Ensuite, la création d’une unité de « dépatriarcalisation » entend renverser la tendance entre pourvoyeurs du genre et du chachawarmi. Si la récupération du chachawarmi comme potentiel émancipateur permet la politisation des relations entre les sexes, la tendance à la sublimation des communautés autochtones y coupe court. Au nom de la « véracité » des groupes autochtones, les conflits et donc les rapports de pouvoir entre les sexes tendent à y être niés. En d’autres termes, le prisme de l’ethnie par lequel les groupes subalternes en Bolivie sont politisés risque d’effacer leur caractère patriarcal, d’où une politisation ambivalente des rapports sociaux de sexe. Ni la décolonisation du genre accompagné de la démystification du chachawarmi, ni la récupération des principes andins de complémentarité et de réciprocité n’entraînent la construction de représentations des rapports sociaux de sexe fondés par exemple sur des paires complémentaires mais inégales permettant leur politisation.

La principale explication de ce constat se trouve dans l’impossibilité de construire des compromis entre différentes représentations des rapports sociaux de sexe – portées par des groupes sociaux opposés. Le problème majeur de l’institutionnalisation du genre en Bolivie ne concerne ni les conflits ni les antagonismes en tant que tels, mais bien l’absence de dialogue interculturel. La catégorisation de l’Autre comme ennemi et non comme adversaire limite les possibilités de négociation et de construction de perspectives consensuelles nécessaires à la formulation de politiques publiques. De fait, alors que les membres du VIO considèrent les protagonistes de la « dépatriarcalisation » comme des « indigènes machistes » (Estado Plurinacional de Bolivia, 2008 : 12), les protagonistes du second traitent les premiers de pourvoyeurs du « racisme intellectuel » (Estado Plurinacional de Bolivia, 2011a : 87).

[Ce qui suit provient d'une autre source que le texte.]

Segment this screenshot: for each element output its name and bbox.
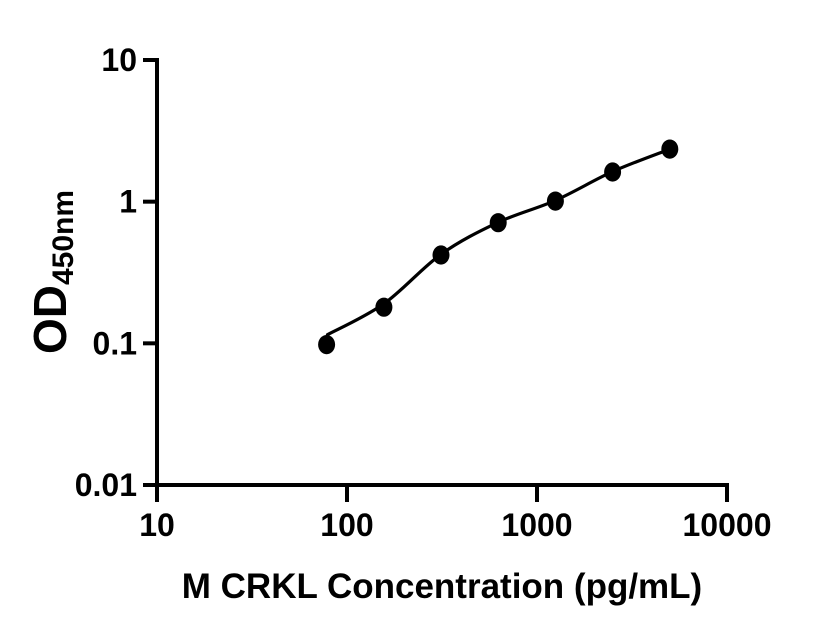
data-point <box>661 139 679 159</box>
data-point <box>432 245 450 265</box>
x-tick-label: 100 <box>320 507 373 543</box>
data-point <box>489 213 507 233</box>
y-tick-label: 1 <box>119 184 137 220</box>
data-point <box>546 191 564 211</box>
y-axis-title: OD450nm <box>24 190 80 354</box>
x-axis-title: M CRKL Concentration (pg/mL) <box>182 567 702 606</box>
data-point <box>604 162 622 182</box>
data-point <box>375 297 393 317</box>
chart-generated-content: 0.01 0.1 1 10 10 100 1000 10000 <box>75 42 772 543</box>
y-tick-label: 0.1 <box>93 325 137 361</box>
y-tick-label: 10 <box>101 42 137 78</box>
data-point <box>318 335 336 355</box>
y-axis-title-main: OD <box>24 285 76 354</box>
x-tick-label: 10000 <box>683 507 772 543</box>
y-tick-label: 0.01 <box>75 467 137 503</box>
y-axis-title-subscript: 450nm <box>47 190 80 285</box>
x-tick-label: 1000 <box>501 507 572 543</box>
x-tick-label: 10 <box>139 507 175 543</box>
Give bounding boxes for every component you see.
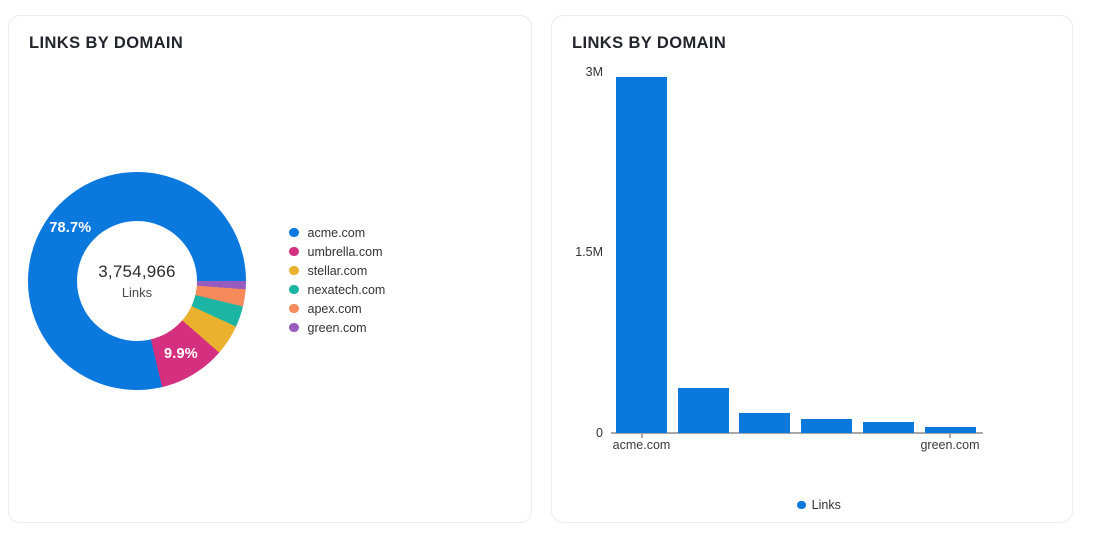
legend-dot <box>289 322 299 333</box>
links-by-domain-pie-card: LINKS BY DOMAIN 3,754,966 Links 78.7% 9.9… <box>8 15 532 523</box>
y-axis-label: 0 <box>596 425 603 440</box>
card-title: LINKS BY DOMAIN <box>29 34 184 52</box>
donut-total-value: 3,754,966 <box>98 262 176 281</box>
legend-dot <box>289 284 299 295</box>
pie-legend-item[interactable]: green.com <box>289 318 385 337</box>
pie-legend-label: acme.com <box>307 225 366 240</box>
pie-legend-label: apex.com <box>307 301 362 316</box>
pie-slice-label: 78.7% <box>49 220 92 237</box>
legend-dot <box>289 303 299 314</box>
pie-legend-label: umbrella.com <box>307 244 383 259</box>
card-title: LINKS BY DOMAIN <box>572 34 727 52</box>
bar-legend[interactable]: Links <box>552 498 1072 512</box>
bar-umbrella.com[interactable] <box>677 388 729 433</box>
y-axis-label: 3M <box>585 64 603 79</box>
pie-legend-item[interactable]: stellar.com <box>289 261 385 280</box>
donut-total-unit: Links <box>121 285 153 300</box>
x-axis-label: acme.com <box>612 438 671 452</box>
legend-dot <box>289 246 299 257</box>
x-axis-label: green.com <box>920 438 980 452</box>
pie-legend: acme.com umbrella.com stellar.com nexatech.… <box>289 223 385 337</box>
bar-green.com[interactable] <box>924 427 976 433</box>
links-by-domain-bar-card: LINKS BY DOMAIN Links 3M 1.5M 0 acme.com gre… <box>551 15 1073 523</box>
bar-apex.com[interactable] <box>862 421 914 433</box>
pie-legend-label: stellar.com <box>307 263 368 278</box>
legend-dot <box>797 500 806 510</box>
pie-legend-item[interactable]: apex.com <box>289 299 385 318</box>
bar-nexatech.com[interactable] <box>801 418 853 433</box>
donut-chart[interactable]: 3,754,966 Links 78.7% 9.9% <box>28 172 246 390</box>
bar-legend-label: Links <box>811 498 841 512</box>
legend-dot <box>289 227 299 238</box>
bar-stellar.com[interactable] <box>739 412 791 433</box>
pie-legend-item[interactable]: acme.com <box>289 223 385 242</box>
pie-slice-label: 9.9% <box>164 345 198 362</box>
x-axis-line <box>611 432 983 434</box>
y-axis-label: 1.5M <box>575 245 603 259</box>
x-tick-mark <box>949 434 951 438</box>
bar-acme.com[interactable] <box>616 77 667 433</box>
pie-legend-item[interactable]: umbrella.com <box>289 242 385 261</box>
pie-legend-label: green.com <box>307 320 367 335</box>
donut-center: 3,754,966 Links <box>77 221 197 341</box>
pie-legend-item[interactable]: nexatech.com <box>289 280 385 299</box>
x-tick-mark <box>640 434 643 438</box>
legend-dot <box>289 265 299 276</box>
pie-legend-label: nexatech.com <box>307 282 386 297</box>
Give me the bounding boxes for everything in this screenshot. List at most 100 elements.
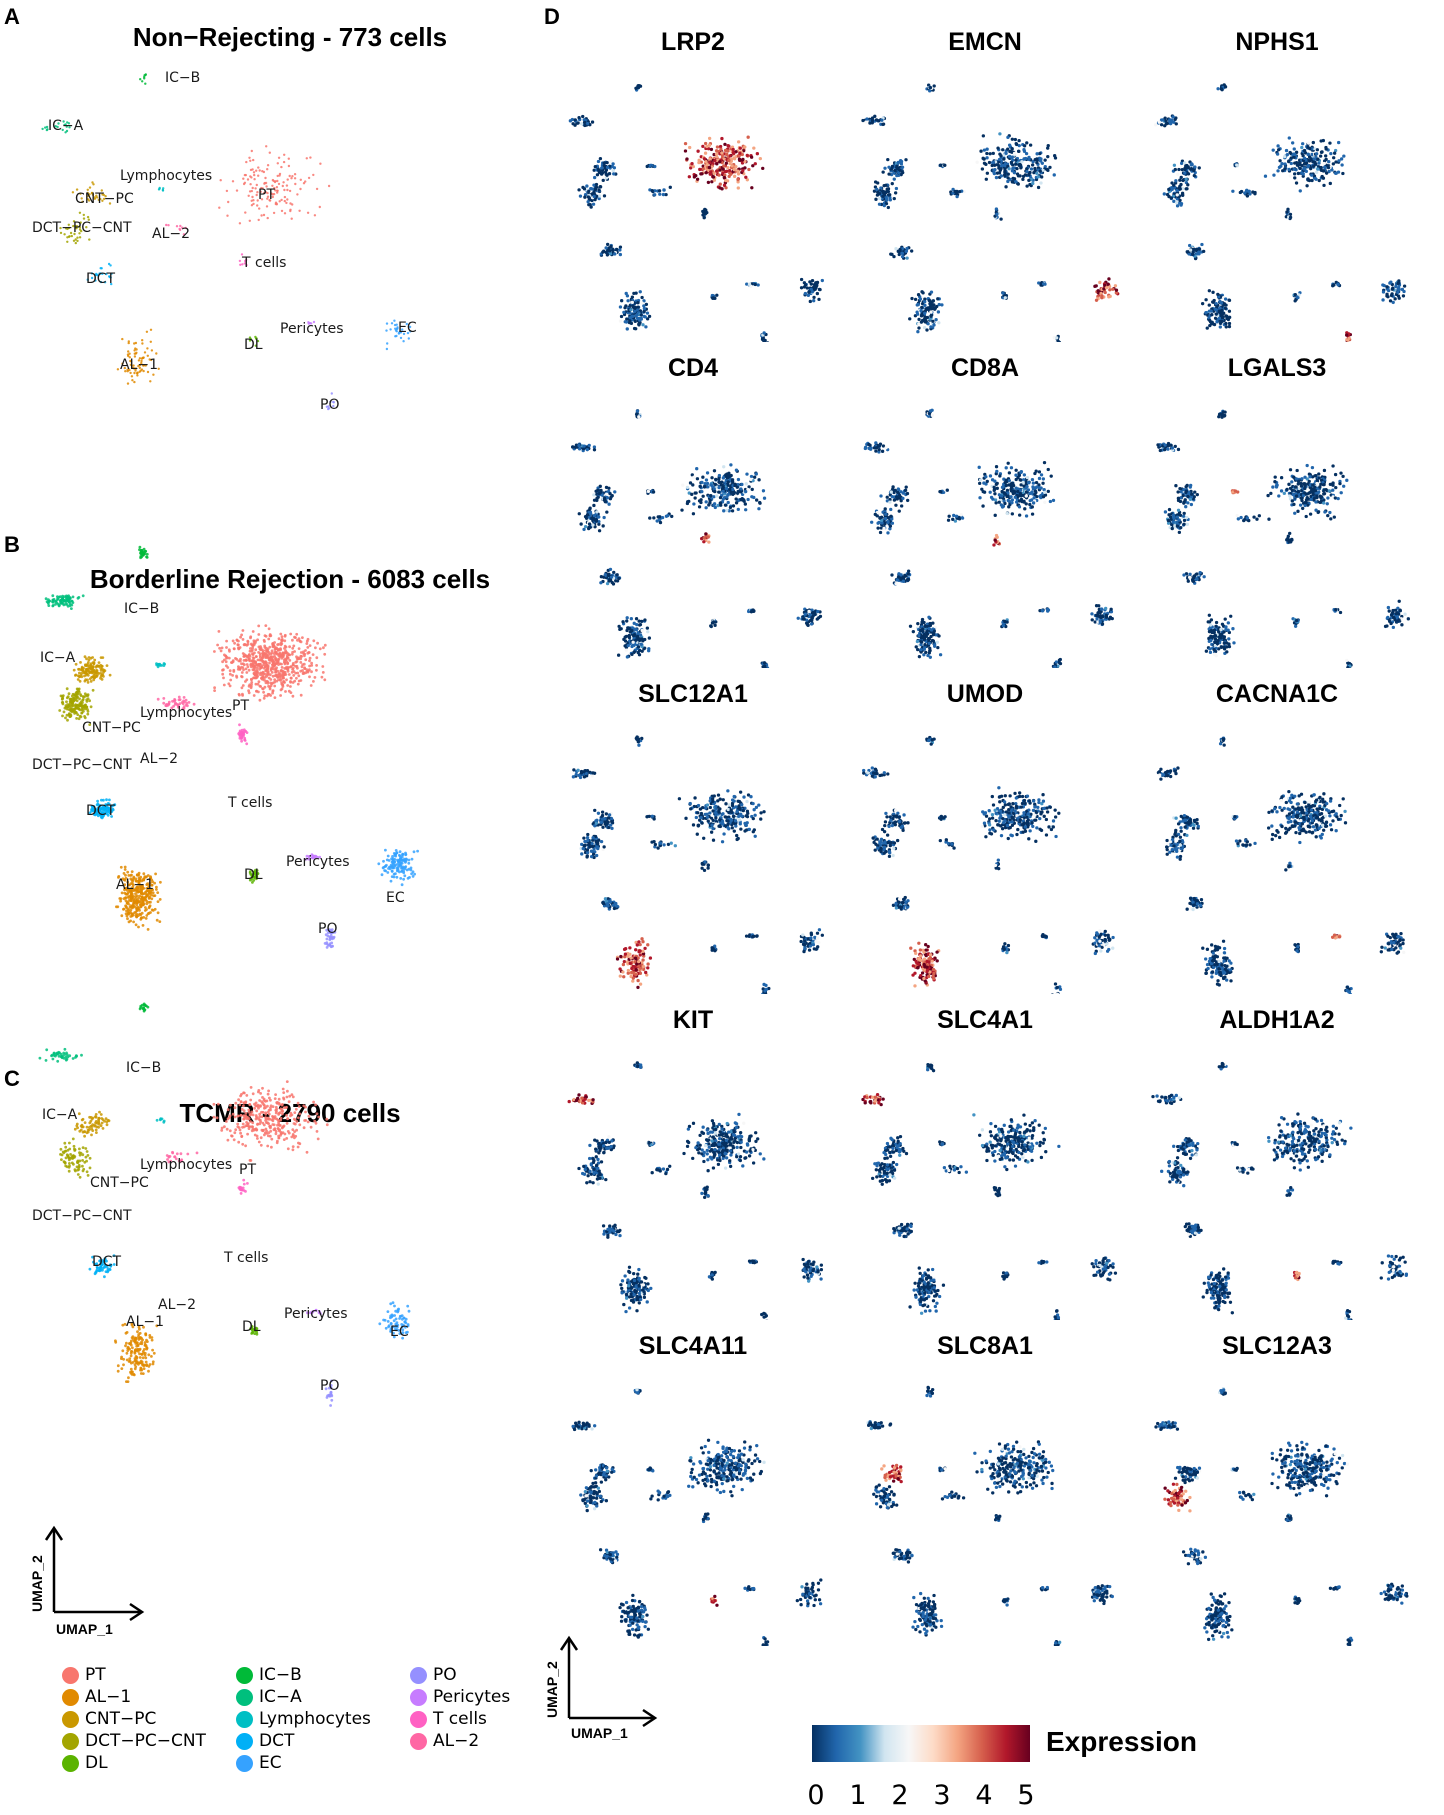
- data-point: [78, 1147, 81, 1151]
- gene-title: EMCN: [948, 28, 1022, 56]
- data-point: [329, 1404, 332, 1407]
- data-point: [212, 1115, 216, 1119]
- data-point: [92, 668, 96, 672]
- data-point: [305, 157, 308, 160]
- data-point: [291, 1145, 295, 1148]
- data-point: [297, 679, 301, 683]
- data-point: [296, 1145, 300, 1149]
- data-point: [269, 1108, 272, 1112]
- data-point: [286, 1117, 290, 1120]
- data-point: [141, 339, 144, 342]
- cluster-points-pt: [213, 624, 327, 702]
- data-point: [146, 1340, 149, 1343]
- data-point: [97, 1116, 101, 1120]
- data-point: [88, 723, 92, 726]
- data-point: [74, 1169, 77, 1173]
- data-point: [68, 126, 71, 129]
- cluster-label: EC: [386, 890, 405, 906]
- data-point: [1103, 283, 1107, 288]
- data-point: [127, 340, 130, 343]
- data-point: [71, 191, 75, 194]
- data-point: [138, 370, 141, 373]
- data-point: [142, 1325, 145, 1329]
- data-point: [725, 179, 730, 183]
- data-point: [276, 653, 280, 656]
- data-point: [161, 189, 165, 192]
- data-point: [225, 646, 228, 649]
- data-point: [121, 337, 124, 341]
- data-point: [1040, 161, 1044, 165]
- data-point: [80, 711, 84, 715]
- data-point: [311, 1310, 315, 1313]
- data-point: [936, 297, 940, 301]
- data-point: [283, 195, 287, 199]
- data-point: [51, 1057, 55, 1061]
- data-point: [80, 675, 84, 679]
- data-point: [274, 1111, 278, 1115]
- data-point: [89, 670, 93, 674]
- data-point: [585, 184, 589, 188]
- data-point: [260, 186, 263, 190]
- data-point: [300, 655, 303, 658]
- data-point: [174, 1157, 178, 1161]
- data-point: [988, 152, 992, 156]
- data-point: [1006, 176, 1010, 180]
- data-point: [688, 145, 692, 150]
- data-point: [100, 678, 104, 681]
- data-point: [123, 888, 126, 892]
- data-point: [714, 152, 719, 156]
- data-point: [132, 1373, 136, 1377]
- data-point: [1018, 174, 1022, 178]
- data-point: [283, 199, 286, 203]
- data-point: [378, 1322, 382, 1326]
- data-point: [72, 1144, 76, 1148]
- data-point: [158, 662, 162, 666]
- data-point: [285, 201, 288, 205]
- data-point: [85, 705, 89, 709]
- data-point: [105, 664, 109, 667]
- data-point: [1043, 158, 1047, 162]
- data-point: [133, 380, 136, 384]
- data-point: [919, 309, 923, 313]
- data-point: [233, 641, 237, 645]
- data-point: [251, 168, 254, 171]
- data-point: [728, 168, 732, 173]
- data-point: [1014, 158, 1018, 162]
- data-point: [291, 681, 295, 684]
- data-point: [62, 120, 65, 123]
- gene-title: NPHS1: [1235, 28, 1319, 56]
- data-point: [731, 147, 735, 152]
- data-point: [239, 1100, 243, 1104]
- data-point: [734, 165, 738, 169]
- data-point: [1039, 181, 1043, 185]
- data-point: [100, 673, 104, 677]
- data-point: [254, 1101, 258, 1105]
- data-point: [192, 702, 196, 706]
- data-point: [265, 145, 268, 148]
- data-point: [1220, 309, 1224, 313]
- data-point: [273, 680, 277, 684]
- data-point: [1329, 151, 1333, 156]
- data-point: [141, 896, 145, 900]
- data-point: [315, 1130, 319, 1133]
- data-point: [247, 668, 251, 672]
- data-point: [129, 363, 133, 366]
- data-point: [83, 674, 86, 678]
- data-point: [131, 1361, 135, 1364]
- cluster-points-dct: [86, 262, 113, 286]
- data-point: [817, 297, 821, 302]
- data-point: [265, 1132, 269, 1135]
- data-point: [261, 674, 265, 678]
- legend-item: AL−2: [410, 1730, 479, 1752]
- data-point: [291, 646, 295, 650]
- data-point: [122, 897, 126, 900]
- data-point: [77, 596, 81, 599]
- data-point: [611, 169, 615, 173]
- data-point: [808, 280, 812, 284]
- data-point: [251, 1330, 255, 1334]
- data-point: [596, 167, 601, 172]
- data-point: [227, 656, 231, 660]
- data-point: [149, 328, 153, 331]
- data-point: [601, 178, 605, 183]
- data-point: [133, 342, 136, 345]
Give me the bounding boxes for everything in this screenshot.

Or ces deux positions exclusives s’apparentent à ce qu’Hernandez (2010 : 543) dénomme les deux travers des « nouvelles stratégies discursives coloniales ». Le premier qualifie les mouvements ethnicopolitiques opposés aux féminismes d’essentialistes et de conservateurs, et n’accorde du crédit qu’aux plus proches de l’agenda féministe urbain et occidental. Le deuxième, à l’inverse, ne considère comme authentiques que les organisations autochtones qui défendent la cosmovision comme un espace de résistance et qui rejettent le terme « féminisme », tout en taxant d’acculturées les organisations qui proposent un féminisme indigéniste et utilisent le langage des droits. Il semble que les représentations construites au sein de la direction aux affaires du genre ne soient pas éloignées du premier travers néocolonial, alors que celles de l’unité de « dépatriarcalisation » s’approchent du deuxième.